What IS my problem with project management as I see it increasingly practiced? Here's some background from an email exchange with one of the critics of the first installment:
Here's something like a root foundation beneath my assertion. Over the past decade, I have visited dozens of companies struggling to deliver project results. The PMBoK-addicted ones seem to struggle much more. I know this says nothing about the PMBoK, but a lot about how people interpret PMBoK. Perhaps if it was titled, "Some Potentially Useful Project Management Information" this imprinting would be less severe. And, honestly, the problem imprint is rarely at the project manager level, but several levels above that. Executive edict commands that projects will henceforth be managed according to some Hoyle's model, and people within the organization just shut down their natural ability to pick and choose what seems right for their context in favor of pleasing their management. The stories proliferate (most falsely) that if they fail to live up to the promise of PMBoK by choosing differently, they'll be fired (or worse, whatever that might be.) So then their projects are saddled with the obligation to both do their projects "right" AND deliver results. The disconnect is not lost on many, but the disconnect is not easily reconnected.

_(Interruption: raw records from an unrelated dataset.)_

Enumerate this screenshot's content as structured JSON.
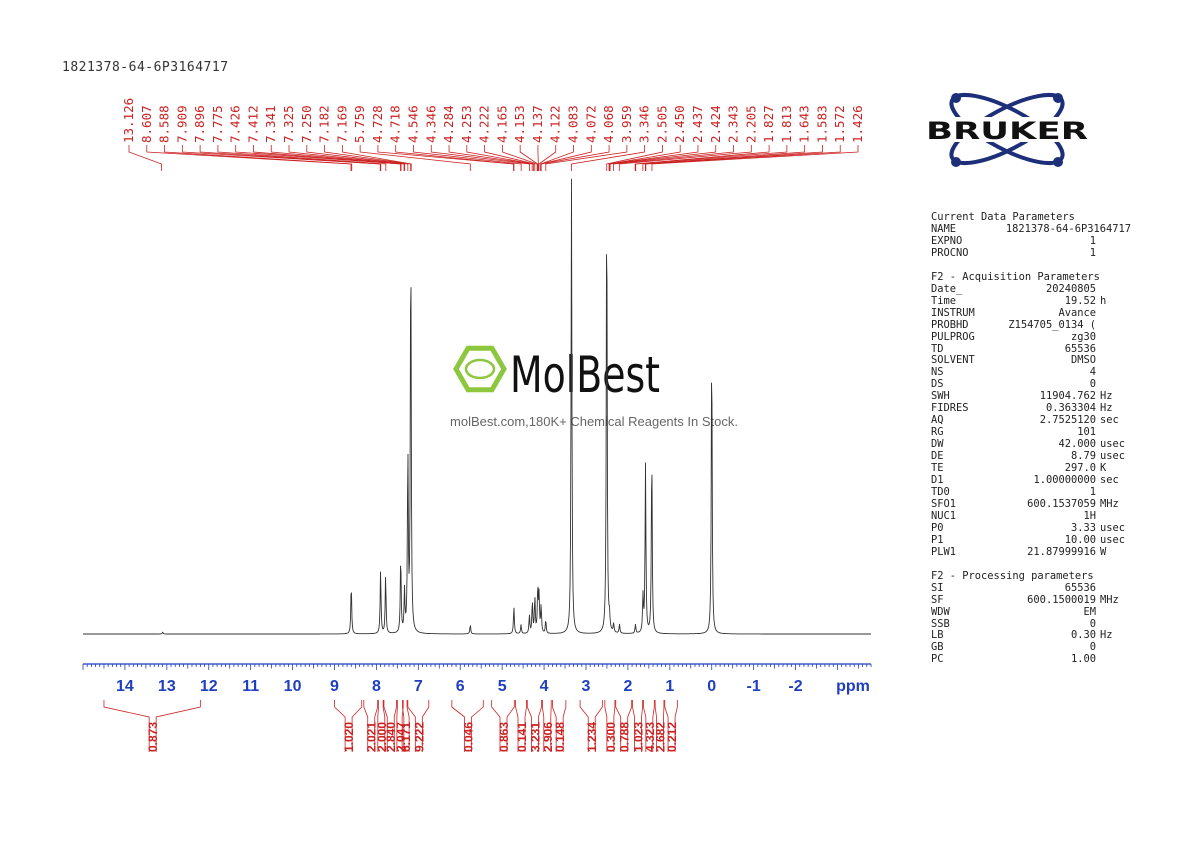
{
  "sample_id": "1821378-64-6P3164717",
  "watermark": {
    "brand": "MolBest",
    "tagline": "molBest.com,180K+ Chemical Reagents In Stock."
  },
  "bruker_logo": {
    "text": "BRUKER"
  },
  "colors": {
    "peak_labels": "#cc2222",
    "axis": "#1f3fbf",
    "spectrum": "#333333",
    "logo_navy": "#1e2f7a",
    "molbest_green": "#8dc63f"
  },
  "chart_data": {
    "type": "line",
    "xlabel": "ppm",
    "xlim": [
      15,
      -3.8
    ],
    "x_ticks": [
      "14",
      "13",
      "12",
      "11",
      "10",
      "9",
      "8",
      "7",
      "6",
      "5",
      "4",
      "3",
      "2",
      "1",
      "0",
      "-1",
      "-2"
    ],
    "peak_labels": [
      "13.126",
      "8.607",
      "8.588",
      "7.909",
      "7.896",
      "7.775",
      "7.426",
      "7.412",
      "7.341",
      "7.325",
      "7.250",
      "7.182",
      "7.169",
      "5.759",
      "4.728",
      "4.718",
      "4.546",
      "4.346",
      "4.284",
      "4.253",
      "4.222",
      "4.165",
      "4.153",
      "4.137",
      "4.122",
      "4.083",
      "4.072",
      "4.068",
      "3.959",
      "3.346",
      "2.505",
      "2.450",
      "2.437",
      "2.424",
      "2.343",
      "2.205",
      "1.827",
      "1.813",
      "1.643",
      "1.583",
      "1.572",
      "1.426"
    ],
    "peak_positions_ppm": [
      13.126,
      8.607,
      8.588,
      7.909,
      7.896,
      7.775,
      7.426,
      7.412,
      7.341,
      7.325,
      7.25,
      7.182,
      7.169,
      5.759,
      4.728,
      4.718,
      4.546,
      4.346,
      4.284,
      4.253,
      4.222,
      4.165,
      4.153,
      4.137,
      4.122,
      4.083,
      4.072,
      4.068,
      3.959,
      3.346,
      2.505,
      2.45,
      2.437,
      2.424,
      2.343,
      2.205,
      1.827,
      1.813,
      1.643,
      1.583,
      1.572,
      1.426
    ],
    "spectrum_peaks": [
      {
        "ppm": 8.6,
        "h": 0.11
      },
      {
        "ppm": 7.9,
        "h": 0.14
      },
      {
        "ppm": 7.78,
        "h": 0.13
      },
      {
        "ppm": 7.42,
        "h": 0.17
      },
      {
        "ppm": 7.33,
        "h": 0.09
      },
      {
        "ppm": 7.25,
        "h": 0.4
      },
      {
        "ppm": 7.18,
        "h": 0.9
      },
      {
        "ppm": 5.76,
        "h": 0.02
      },
      {
        "ppm": 4.72,
        "h": 0.06
      },
      {
        "ppm": 4.55,
        "h": 0.02
      },
      {
        "ppm": 4.35,
        "h": 0.04
      },
      {
        "ppm": 4.28,
        "h": 0.07
      },
      {
        "ppm": 4.22,
        "h": 0.08
      },
      {
        "ppm": 4.15,
        "h": 0.1
      },
      {
        "ppm": 4.12,
        "h": 0.08
      },
      {
        "ppm": 4.07,
        "h": 0.06
      },
      {
        "ppm": 3.96,
        "h": 0.03
      },
      {
        "ppm": 3.346,
        "h": 1.0
      },
      {
        "ppm": 2.505,
        "h": 1.0
      },
      {
        "ppm": 2.44,
        "h": 0.03
      },
      {
        "ppm": 2.34,
        "h": 0.02
      },
      {
        "ppm": 2.2,
        "h": 0.02
      },
      {
        "ppm": 1.82,
        "h": 0.02
      },
      {
        "ppm": 1.64,
        "h": 0.08
      },
      {
        "ppm": 1.58,
        "h": 0.37
      },
      {
        "ppm": 1.43,
        "h": 0.41
      },
      {
        "ppm": 0.0,
        "h": 0.66
      },
      {
        "ppm": 13.1,
        "h": 0.004
      }
    ],
    "integrals": [
      {
        "from": 14.5,
        "to": 12.2,
        "value": "0.873"
      },
      {
        "from": 9.0,
        "to": 8.35,
        "value": "1.020"
      },
      {
        "from": 8.3,
        "to": 7.97,
        "value": "2.021"
      },
      {
        "from": 7.95,
        "to": 7.84,
        "value": "2.000"
      },
      {
        "from": 7.82,
        "to": 7.52,
        "value": "2.840"
      },
      {
        "from": 7.5,
        "to": 7.38,
        "value": "2.047"
      },
      {
        "from": 7.36,
        "to": 7.27,
        "value": "6.171"
      },
      {
        "from": 7.25,
        "to": 6.75,
        "value": "9.222"
      },
      {
        "from": 6.2,
        "to": 5.45,
        "value": "0.046"
      },
      {
        "from": 5.25,
        "to": 4.71,
        "value": "0.863"
      },
      {
        "from": 4.68,
        "to": 4.42,
        "value": "0.141"
      },
      {
        "from": 4.4,
        "to": 4.06,
        "value": "3.231"
      },
      {
        "from": 4.04,
        "to": 3.83,
        "value": "2.906"
      },
      {
        "from": 3.8,
        "to": 3.48,
        "value": "0.148"
      },
      {
        "from": 3.14,
        "to": 2.61,
        "value": "1.234"
      },
      {
        "from": 2.55,
        "to": 2.31,
        "value": "0.300"
      },
      {
        "from": 2.29,
        "to": 1.91,
        "value": "0.788"
      },
      {
        "from": 1.89,
        "to": 1.65,
        "value": "1.023"
      },
      {
        "from": 1.63,
        "to": 1.37,
        "value": "4.323"
      },
      {
        "from": 1.35,
        "to": 1.14,
        "value": "2.682"
      },
      {
        "from": 1.12,
        "to": 0.82,
        "value": "0.212"
      }
    ]
  },
  "parameters": {
    "current": {
      "title": "Current Data Parameters",
      "rows": [
        {
          "k": "NAME",
          "v": "1821378-64-6P3164717",
          "u": ""
        },
        {
          "k": "EXPNO",
          "v": "1",
          "u": ""
        },
        {
          "k": "PROCNO",
          "v": "1",
          "u": ""
        }
      ]
    },
    "acquisition": {
      "title": "F2 - Acquisition Parameters",
      "rows": [
        {
          "k": "Date_",
          "v": "20240805",
          "u": ""
        },
        {
          "k": "Time",
          "v": "19.52",
          "u": "h"
        },
        {
          "k": "INSTRUM",
          "v": "Avance",
          "u": ""
        },
        {
          "k": "PROBHD",
          "v": "Z154705_0134 (",
          "u": ""
        },
        {
          "k": "PULPROG",
          "v": "zg30",
          "u": ""
        },
        {
          "k": "TD",
          "v": "65536",
          "u": ""
        },
        {
          "k": "SOLVENT",
          "v": "DMSO",
          "u": ""
        },
        {
          "k": "NS",
          "v": "4",
          "u": ""
        },
        {
          "k": "DS",
          "v": "0",
          "u": ""
        },
        {
          "k": "SWH",
          "v": "11904.762",
          "u": "Hz"
        },
        {
          "k": "FIDRES",
          "v": "0.363304",
          "u": "Hz"
        },
        {
          "k": "AQ",
          "v": "2.7525120",
          "u": "sec"
        },
        {
          "k": "RG",
          "v": "101",
          "u": ""
        },
        {
          "k": "DW",
          "v": "42.000",
          "u": "usec"
        },
        {
          "k": "DE",
          "v": "8.79",
          "u": "usec"
        },
        {
          "k": "TE",
          "v": "297.0",
          "u": "K"
        },
        {
          "k": "D1",
          "v": "1.00000000",
          "u": "sec"
        },
        {
          "k": "TD0",
          "v": "1",
          "u": ""
        },
        {
          "k": "SFO1",
          "v": "600.1537059",
          "u": "MHz"
        },
        {
          "k": "NUC1",
          "v": "1H",
          "u": ""
        },
        {
          "k": "P0",
          "v": "3.33",
          "u": "usec"
        },
        {
          "k": "P1",
          "v": "10.00",
          "u": "usec"
        },
        {
          "k": "PLW1",
          "v": "21.87999916",
          "u": "W"
        }
      ]
    },
    "processing": {
      "title": "F2 - Processing parameters",
      "rows": [
        {
          "k": "SI",
          "v": "65536",
          "u": ""
        },
        {
          "k": "SF",
          "v": "600.1500019",
          "u": "MHz"
        },
        {
          "k": "WDW",
          "v": "EM",
          "u": ""
        },
        {
          "k": "SSB",
          "v": "0",
          "u": ""
        },
        {
          "k": "LB",
          "v": "0.30",
          "u": "Hz"
        },
        {
          "k": "GB",
          "v": "0",
          "u": ""
        },
        {
          "k": "PC",
          "v": "1.00",
          "u": ""
        }
      ]
    }
  }
}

I have seen many, many, many projects expend more energy failing to fulfill high church expectations that are inappropriate to the scale of their engagements. And lose connection to what works there in the process. So, I'm not on a rail against PMBoK, but, as you'll see in upcoming parts of the series, about how people, in the presence of the """Body Of Knowledge""" respond as if in the presence of something smarter, more knowledgeable, than they already are.

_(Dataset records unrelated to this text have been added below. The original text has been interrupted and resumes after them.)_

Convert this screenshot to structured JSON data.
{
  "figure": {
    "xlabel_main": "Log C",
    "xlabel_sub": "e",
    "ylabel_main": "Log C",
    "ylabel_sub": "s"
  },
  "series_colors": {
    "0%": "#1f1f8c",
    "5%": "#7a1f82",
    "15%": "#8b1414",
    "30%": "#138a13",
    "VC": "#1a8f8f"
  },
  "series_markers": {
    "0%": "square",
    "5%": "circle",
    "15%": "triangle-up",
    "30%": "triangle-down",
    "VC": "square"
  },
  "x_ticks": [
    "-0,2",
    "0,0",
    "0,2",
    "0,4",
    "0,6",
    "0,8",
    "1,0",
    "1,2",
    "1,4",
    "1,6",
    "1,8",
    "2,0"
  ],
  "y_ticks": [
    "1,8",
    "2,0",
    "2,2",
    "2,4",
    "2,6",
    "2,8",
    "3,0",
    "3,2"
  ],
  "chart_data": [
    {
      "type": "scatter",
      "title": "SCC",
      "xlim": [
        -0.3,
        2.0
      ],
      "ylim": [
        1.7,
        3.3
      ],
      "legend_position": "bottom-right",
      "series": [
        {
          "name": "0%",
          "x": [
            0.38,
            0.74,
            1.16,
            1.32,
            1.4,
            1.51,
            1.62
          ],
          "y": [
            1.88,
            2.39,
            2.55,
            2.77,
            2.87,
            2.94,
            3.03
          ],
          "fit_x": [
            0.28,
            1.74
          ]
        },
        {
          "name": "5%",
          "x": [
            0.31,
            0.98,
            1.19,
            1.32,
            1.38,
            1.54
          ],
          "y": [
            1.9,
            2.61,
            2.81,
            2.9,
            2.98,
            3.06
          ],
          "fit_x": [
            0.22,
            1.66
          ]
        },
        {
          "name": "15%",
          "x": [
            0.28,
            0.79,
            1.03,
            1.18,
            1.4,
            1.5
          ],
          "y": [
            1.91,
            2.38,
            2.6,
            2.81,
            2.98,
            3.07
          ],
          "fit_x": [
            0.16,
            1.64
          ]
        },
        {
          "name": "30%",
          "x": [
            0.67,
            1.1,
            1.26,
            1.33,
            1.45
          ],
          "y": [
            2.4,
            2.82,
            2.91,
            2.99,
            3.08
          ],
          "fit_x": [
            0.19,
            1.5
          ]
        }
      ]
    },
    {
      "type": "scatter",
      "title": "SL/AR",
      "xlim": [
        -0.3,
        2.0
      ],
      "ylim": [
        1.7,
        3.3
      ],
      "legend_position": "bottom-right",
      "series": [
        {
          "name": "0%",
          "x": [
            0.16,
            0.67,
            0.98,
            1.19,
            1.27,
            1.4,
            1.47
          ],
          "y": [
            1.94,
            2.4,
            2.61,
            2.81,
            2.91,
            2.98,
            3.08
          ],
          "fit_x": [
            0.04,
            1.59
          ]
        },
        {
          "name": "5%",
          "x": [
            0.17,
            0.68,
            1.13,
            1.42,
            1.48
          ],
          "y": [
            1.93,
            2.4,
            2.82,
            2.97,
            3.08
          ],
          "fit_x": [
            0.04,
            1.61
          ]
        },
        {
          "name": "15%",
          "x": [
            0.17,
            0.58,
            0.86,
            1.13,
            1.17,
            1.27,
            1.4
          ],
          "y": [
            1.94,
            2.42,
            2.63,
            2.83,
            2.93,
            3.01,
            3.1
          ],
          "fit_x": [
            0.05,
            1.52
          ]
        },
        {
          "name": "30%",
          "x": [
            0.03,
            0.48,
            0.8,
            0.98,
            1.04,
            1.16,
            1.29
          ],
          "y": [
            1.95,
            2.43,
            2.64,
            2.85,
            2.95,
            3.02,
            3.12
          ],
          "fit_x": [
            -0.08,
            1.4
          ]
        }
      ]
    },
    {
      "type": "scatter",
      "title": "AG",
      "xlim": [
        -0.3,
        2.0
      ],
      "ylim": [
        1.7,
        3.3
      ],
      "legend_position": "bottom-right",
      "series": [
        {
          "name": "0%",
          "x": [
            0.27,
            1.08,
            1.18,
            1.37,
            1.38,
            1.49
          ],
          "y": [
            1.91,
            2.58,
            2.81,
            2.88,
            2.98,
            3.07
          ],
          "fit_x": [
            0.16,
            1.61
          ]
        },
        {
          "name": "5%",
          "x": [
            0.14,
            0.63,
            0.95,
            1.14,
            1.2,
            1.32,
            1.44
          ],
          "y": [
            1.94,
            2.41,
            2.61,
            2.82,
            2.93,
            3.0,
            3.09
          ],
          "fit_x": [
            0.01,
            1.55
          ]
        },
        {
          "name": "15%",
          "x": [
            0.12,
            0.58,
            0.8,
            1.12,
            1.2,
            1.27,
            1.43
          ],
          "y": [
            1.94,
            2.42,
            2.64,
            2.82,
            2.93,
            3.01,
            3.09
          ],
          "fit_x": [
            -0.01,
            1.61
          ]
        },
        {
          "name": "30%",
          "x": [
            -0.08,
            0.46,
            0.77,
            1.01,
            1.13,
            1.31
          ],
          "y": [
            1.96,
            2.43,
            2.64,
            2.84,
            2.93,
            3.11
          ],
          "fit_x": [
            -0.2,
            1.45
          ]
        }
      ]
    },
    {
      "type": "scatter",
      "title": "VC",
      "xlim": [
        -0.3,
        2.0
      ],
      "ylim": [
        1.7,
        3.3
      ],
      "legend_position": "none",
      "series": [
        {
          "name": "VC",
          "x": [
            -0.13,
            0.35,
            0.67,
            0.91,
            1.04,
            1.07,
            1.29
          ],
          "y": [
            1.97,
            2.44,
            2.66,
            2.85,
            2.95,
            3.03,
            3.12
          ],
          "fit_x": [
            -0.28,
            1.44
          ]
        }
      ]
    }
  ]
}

Napoleon claimed that the pursuit of perfection was the greatest evil. I think my moral outrage at the continuous improvement mindset is somehow rooted in this observation.
So, I'm trying to reconnect people to their natural genuis, the one that pre-dates their innocent adoption of an essentially mechanical mindset, which insisted that work is about process and process-improvement, and not about organic human interaction. This is a tough sell, and an even tougher 'think.' Once imprinted on a frame of reference, it's next to impossible to consider any other way; and even more difficult, this experience is teaching me, to explain an alternative in any way that makes sense from within the imprinted frame of reference. I teach about dissolving dilemmas, and I've adopted a dandy one here.

We (Amy and I), in our Mastering Projects Workshop, have found it essential to focus upon some form of relationship mapping BEFORE creating any task plan or even the roles and responsibility exposition, because acknowledging existing relationships can help create a plan that works with what's there. This can also head off some inevitable collisions.
We always find some busted relationship in the mapping, someone in the community who has the power to take another's lunch money without even intending to. Learning how to better cope with these subtly powerful people in our relationships adds a lot of potential to the person and to the project. Creating a task plan without acknowledging these powerful networks seems theoretical; not well grounded in reality.